The nine-acre property includes a dramatic precipice, formal gardens, tumbling waterfalls and untamed swaths of land.

On an expanse of table land above the ravine, the manicured Dunington-Grubb gardens still stand surrounded by mature trees. A 1927 magazine article about the estate described elaborate gardens that included Japanese gardens, aquatic plants in the reflecting pool, formal hedges and a rockery.

Decades later, Mr. Tanaka designed a series of steps, walkways and retaining walls that still wind down the hillside and around a waterfall that originates in a pool next to the terrace and tumbles to the lake before eventually leading into the Don River far below.

The panoramic vista and storied setting are incredibly rare, says real estate agent Elise Kalles of Harvey Kalles Real Estate Ltd.

“It’s just unbelievable,” says of the sightlines from the living room over the treed hillside to the teahouse in the distance.
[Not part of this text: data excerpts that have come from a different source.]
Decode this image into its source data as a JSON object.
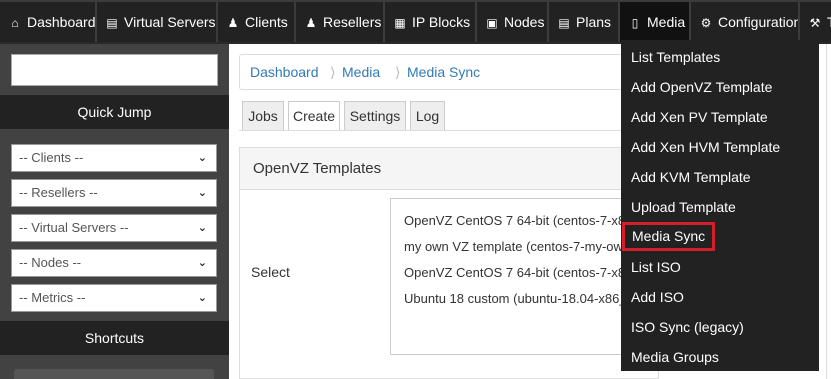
{
  "nav": {
    "tabs": [
      {
        "label": "Dashboard",
        "icon": "home-icon",
        "glyph": "⌂"
      },
      {
        "label": "Virtual Servers",
        "icon": "server-icon",
        "glyph": "▤"
      },
      {
        "label": "Clients",
        "icon": "users-icon",
        "glyph": "♟"
      },
      {
        "label": "Resellers",
        "icon": "user-icon",
        "glyph": "♟"
      },
      {
        "label": "IP Blocks",
        "icon": "grid-icon",
        "glyph": "▦"
      },
      {
        "label": "Nodes",
        "icon": "node-icon",
        "glyph": "▣"
      },
      {
        "label": "Plans",
        "icon": "plans-icon",
        "glyph": "▤"
      },
      {
        "label": "Media",
        "icon": "file-icon",
        "glyph": "▯"
      },
      {
        "label": "Configuration",
        "icon": "gear-icon",
        "glyph": "⚙"
      },
      {
        "label": "T",
        "icon": "wrench-icon",
        "glyph": "⚒"
      }
    ]
  },
  "sidebar": {
    "search_value": "",
    "quick_jump_label": "Quick Jump",
    "selects": [
      {
        "value": "-- Clients --"
      },
      {
        "value": "-- Resellers --"
      },
      {
        "value": "-- Virtual Servers --"
      },
      {
        "value": "-- Nodes --"
      },
      {
        "value": "-- Metrics --"
      }
    ],
    "shortcuts_label": "Shortcuts"
  },
  "breadcrumb": [
    "Dashboard",
    "Media",
    "Media Sync"
  ],
  "subtabs": [
    "Jobs",
    "Create",
    "Settings",
    "Log"
  ],
  "active_subtab": "Create",
  "panel": {
    "title": "OpenVZ Templates",
    "select_label": "Select",
    "options": [
      "OpenVZ CentOS 7 64-bit (centos-7-x8",
      "my own VZ template (centos-7-my-ow",
      "OpenVZ CentOS 7 64-bit (centos-7-x8",
      "Ubuntu 18 custom (ubuntu-18.04-x86_"
    ]
  },
  "media_menu": {
    "items": [
      "List Templates",
      "Add OpenVZ Template",
      "Add Xen PV Template",
      "Add Xen HVM Template",
      "Add KVM Template",
      "Upload Template",
      "Media Sync",
      "List ISO",
      "Add ISO",
      "ISO Sync (legacy)",
      "Media Groups"
    ],
    "highlighted": "Media Sync",
    "highlight_color": "#d31f2a"
  }
}
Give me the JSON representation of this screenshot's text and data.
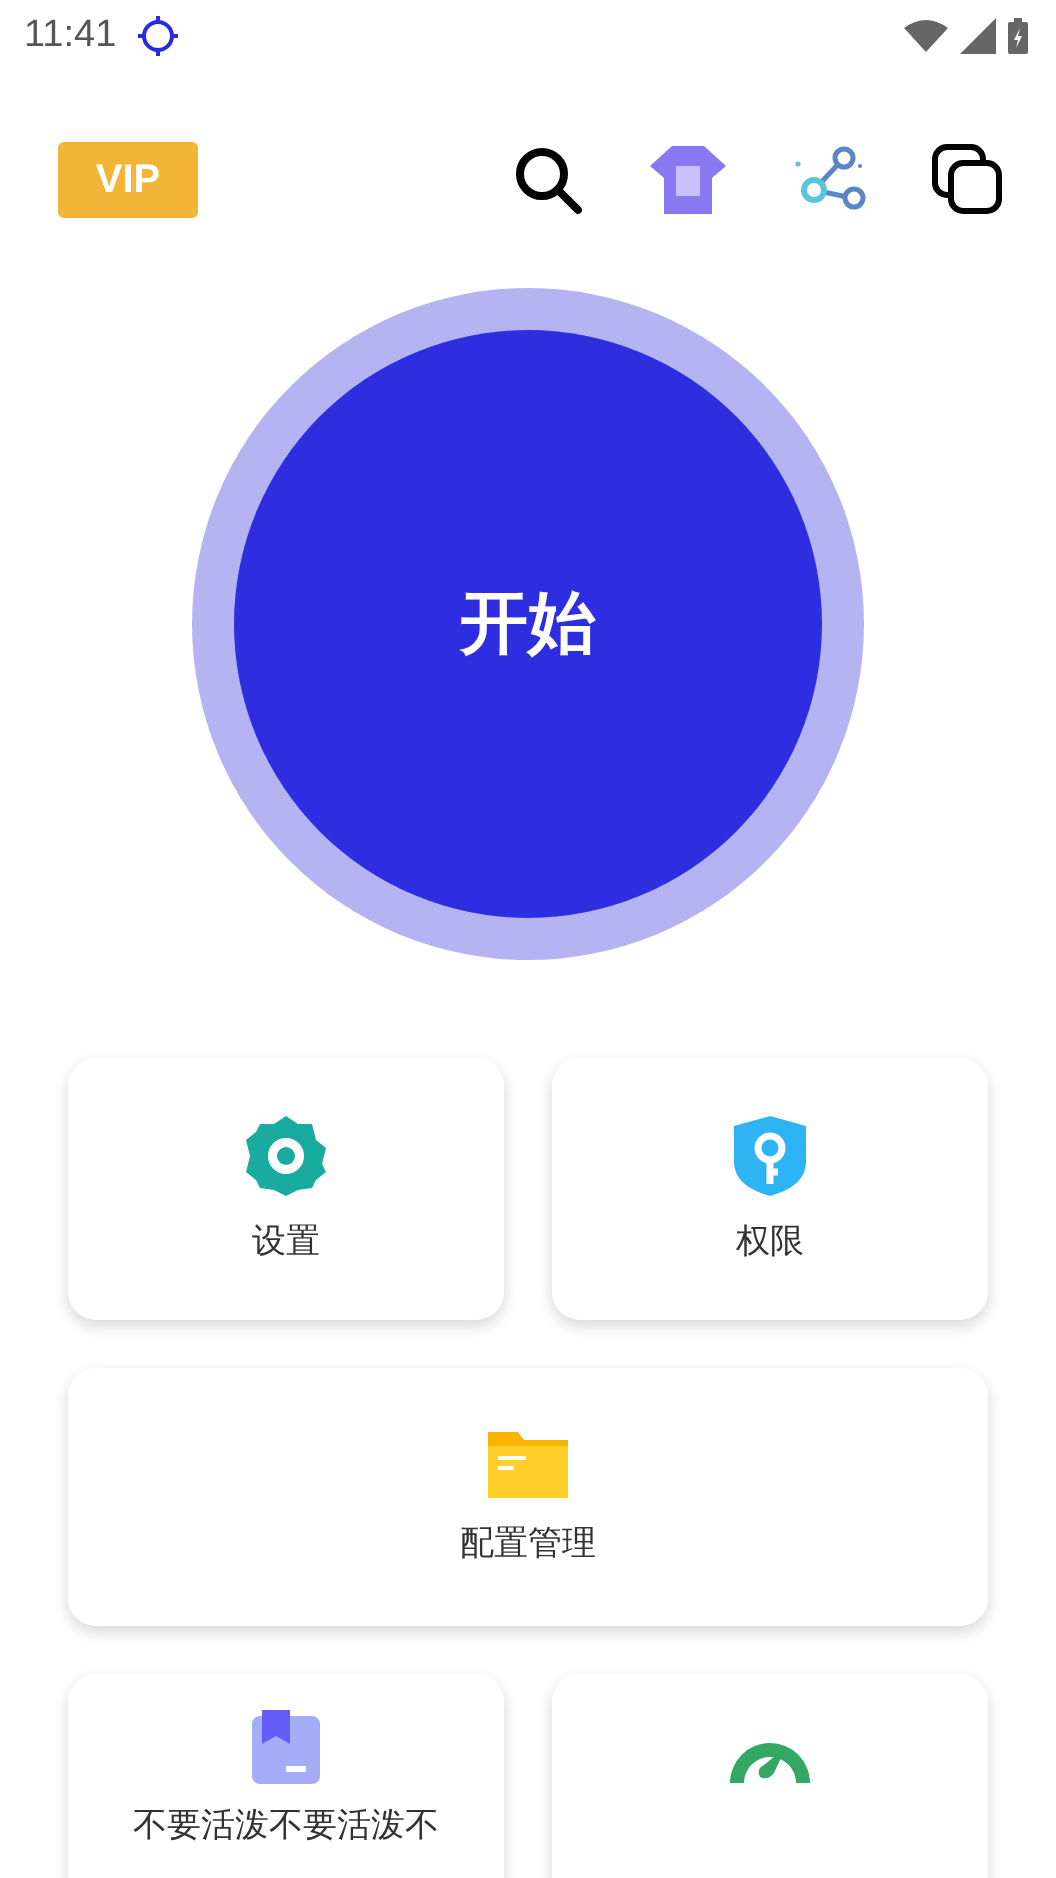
{
  "status_bar": {
    "time": "11:41"
  },
  "top_bar": {
    "vip": "VIP"
  },
  "start_button": {
    "label": "开始"
  },
  "tiles": [
    {
      "kind": "gear",
      "label": "设置",
      "wide": false
    },
    {
      "kind": "shield",
      "label": "权限",
      "wide": false
    },
    {
      "kind": "folder",
      "label": "配置管理",
      "wide": true
    },
    {
      "kind": "box",
      "label": "不要活泼不要活泼不",
      "wide": false
    },
    {
      "kind": "gauge",
      "wide": false
    }
  ]
}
At one time the estate continued on the other side of the Don River but Mr. Crothers donated that portion after the deadly Hurricane Hazel hit Toronto in 1954.

Over the years, improvements have been made to the walkways, patios, water fountains, and retaining walls, and the natural fish pond in the valley has been restored.

Mr. Moore points to the many mature evergreens and deciduous trees that have been long established on the property.

“There are three or four Copper beech that are just magnificent.”

The tranquil landscape is home to lots of wildlife, including foxes and deer. After last week’s snowfall, Mr. Moore spotted prints that showed a rabbit had hopped along the length of a garden path.